The Court of Appeal said that it was known that such policies were taken out at the same time as clients entered into conditional fee agreements (CFAs) with their solicitors, generally very early on in the case, and, when restricting, but not abolishing, recoverability in the Legal Aid, Sentencing and Punishment of Offenders Act 2012, Parliament had chosen “not to disturb that practice”.
Echoing the views of the High Court in Percy v Anderson, the Court of Appeal said that it was not for judges to second guess the insurance market. Furthermore, judges should not deconstruct an ATE policy that is offered as part of a package to firms of solicitors.
The Court of Appeal also said that it was unfortunate that the Civil Procedure Rules Committee had decided that there was no need for rules or Practice Directions dealing with the recovery of ATE premiums in clinical negligence cases. The Court of Appeal asked the committee to reconsider this issue.
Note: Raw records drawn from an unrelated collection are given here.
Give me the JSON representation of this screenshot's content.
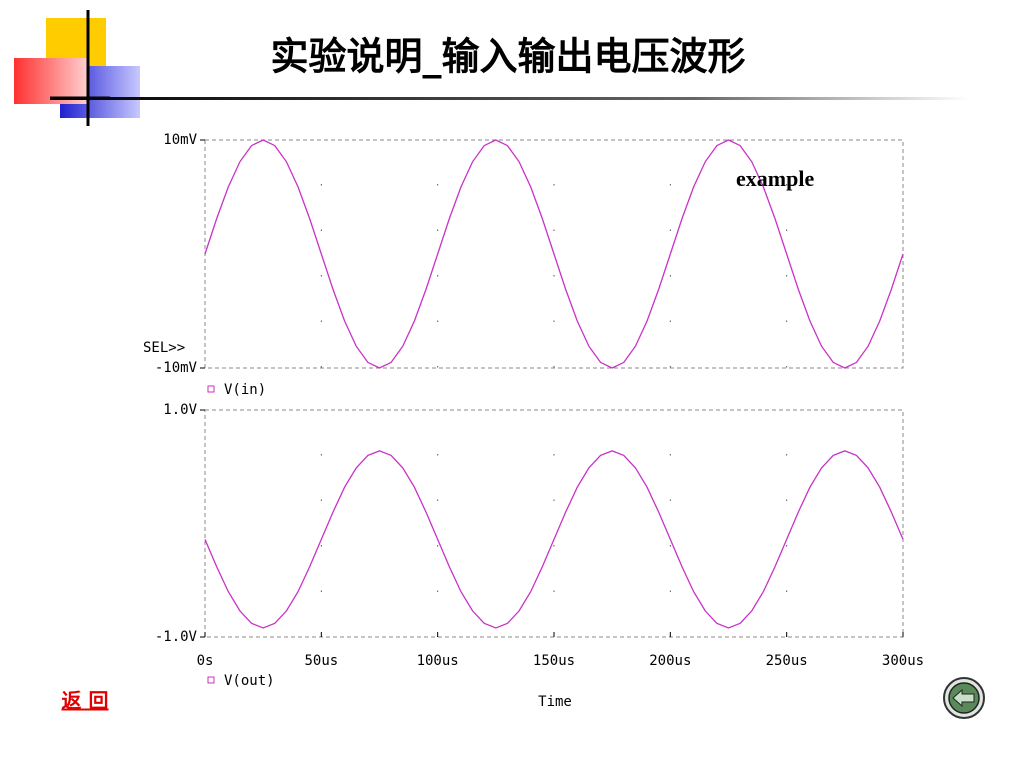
{
  "title": "实验说明_输入输出电压波形",
  "return_link": "返 回",
  "chart_data": [
    {
      "type": "line",
      "x": [
        0,
        5,
        10,
        15,
        20,
        25,
        30,
        35,
        40,
        45,
        50,
        55,
        60,
        65,
        70,
        75,
        80,
        85,
        90,
        95,
        100,
        105,
        110,
        115,
        120,
        125,
        130,
        135,
        140,
        145,
        150,
        155,
        160,
        165,
        170,
        175,
        180,
        185,
        190,
        195,
        200,
        205,
        210,
        215,
        220,
        225,
        230,
        235,
        240,
        245,
        250,
        255,
        260,
        265,
        270,
        275,
        280,
        285,
        290,
        295,
        300
      ],
      "series": [
        {
          "name": "V(in)",
          "color": "#c832c8",
          "values": [
            0,
            3.09,
            5.88,
            8.09,
            9.51,
            10,
            9.51,
            8.09,
            5.88,
            3.09,
            0,
            -3.09,
            -5.88,
            -8.09,
            -9.51,
            -10,
            -9.51,
            -8.09,
            -5.88,
            -3.09,
            0,
            3.09,
            5.88,
            8.09,
            9.51,
            10,
            9.51,
            8.09,
            5.88,
            3.09,
            0,
            -3.09,
            -5.88,
            -8.09,
            -9.51,
            -10,
            -9.51,
            -8.09,
            -5.88,
            -3.09,
            0,
            3.09,
            5.88,
            8.09,
            9.51,
            10,
            9.51,
            8.09,
            5.88,
            3.09,
            0,
            -3.09,
            -5.88,
            -8.09,
            -9.51,
            -10,
            -9.51,
            -8.09,
            -5.88,
            -3.09,
            0
          ]
        }
      ],
      "xlim": [
        0,
        300
      ],
      "xticks": [
        0,
        50,
        100,
        150,
        200,
        250,
        300
      ],
      "ylim": [
        -10,
        10
      ],
      "yticks": [
        {
          "value": 10,
          "label": "10mV"
        },
        {
          "value": -10,
          "label": "-10mV"
        }
      ],
      "grid": true,
      "cursor_label": "SEL>>",
      "annotation": "example"
    },
    {
      "type": "line",
      "x": [
        0,
        5,
        10,
        15,
        20,
        25,
        30,
        35,
        40,
        45,
        50,
        55,
        60,
        65,
        70,
        75,
        80,
        85,
        90,
        95,
        100,
        105,
        110,
        115,
        120,
        125,
        130,
        135,
        140,
        145,
        150,
        155,
        160,
        165,
        170,
        175,
        180,
        185,
        190,
        195,
        200,
        205,
        210,
        215,
        220,
        225,
        230,
        235,
        240,
        245,
        250,
        255,
        260,
        265,
        270,
        275,
        280,
        285,
        290,
        295,
        300
      ],
      "series": [
        {
          "name": "V(out)",
          "color": "#c832c8",
          "values": [
            -0.14,
            -0.38,
            -0.6,
            -0.77,
            -0.88,
            -0.92,
            -0.88,
            -0.77,
            -0.6,
            -0.38,
            -0.14,
            0.1,
            0.32,
            0.49,
            0.6,
            0.64,
            0.6,
            0.49,
            0.32,
            0.1,
            -0.14,
            -0.38,
            -0.6,
            -0.77,
            -0.88,
            -0.92,
            -0.88,
            -0.77,
            -0.6,
            -0.38,
            -0.14,
            0.1,
            0.32,
            0.49,
            0.6,
            0.64,
            0.6,
            0.49,
            0.32,
            0.1,
            -0.14,
            -0.38,
            -0.6,
            -0.77,
            -0.88,
            -0.92,
            -0.88,
            -0.77,
            -0.6,
            -0.38,
            -0.14,
            0.1,
            0.32,
            0.49,
            0.6,
            0.64,
            0.6,
            0.49,
            0.32,
            0.1,
            -0.14
          ]
        }
      ],
      "xlim": [
        0,
        300
      ],
      "xticks": [
        {
          "value": 0,
          "label": "0s"
        },
        {
          "value": 50,
          "label": "50us"
        },
        {
          "value": 100,
          "label": "100us"
        },
        {
          "value": 150,
          "label": "150us"
        },
        {
          "value": 200,
          "label": "200us"
        },
        {
          "value": 250,
          "label": "250us"
        },
        {
          "value": 300,
          "label": "300us"
        }
      ],
      "ylim": [
        -1,
        1
      ],
      "yticks": [
        {
          "value": 1,
          "label": "1.0V"
        },
        {
          "value": -1,
          "label": "-1.0V"
        }
      ],
      "grid": true,
      "x_label": "Time"
    }
  ]
}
It also held that the new proportionality test applies to this type of premium, that is, the post-April 2013 limited recoverability premiums. Recovery of such premiums engaged the Civil Procedure Rules (CPR) in relation to matters such as proportionality, and the fact that the CPR made no mention of this type of premium and its recoverability was irrelevant. Once a costs order was made, then the assessment of costs, including the ATE premium, is subject to the CPR.
As in Percy v Anderson, the Court of Appeal approved the silver bullet concept of the insurance premium insuring itself if the case was lost, meaning that the claimant in a losing case never had to pay the premium.
This case confirms the point that it is very difficult for a paying party to challenge ATE insurance premiums.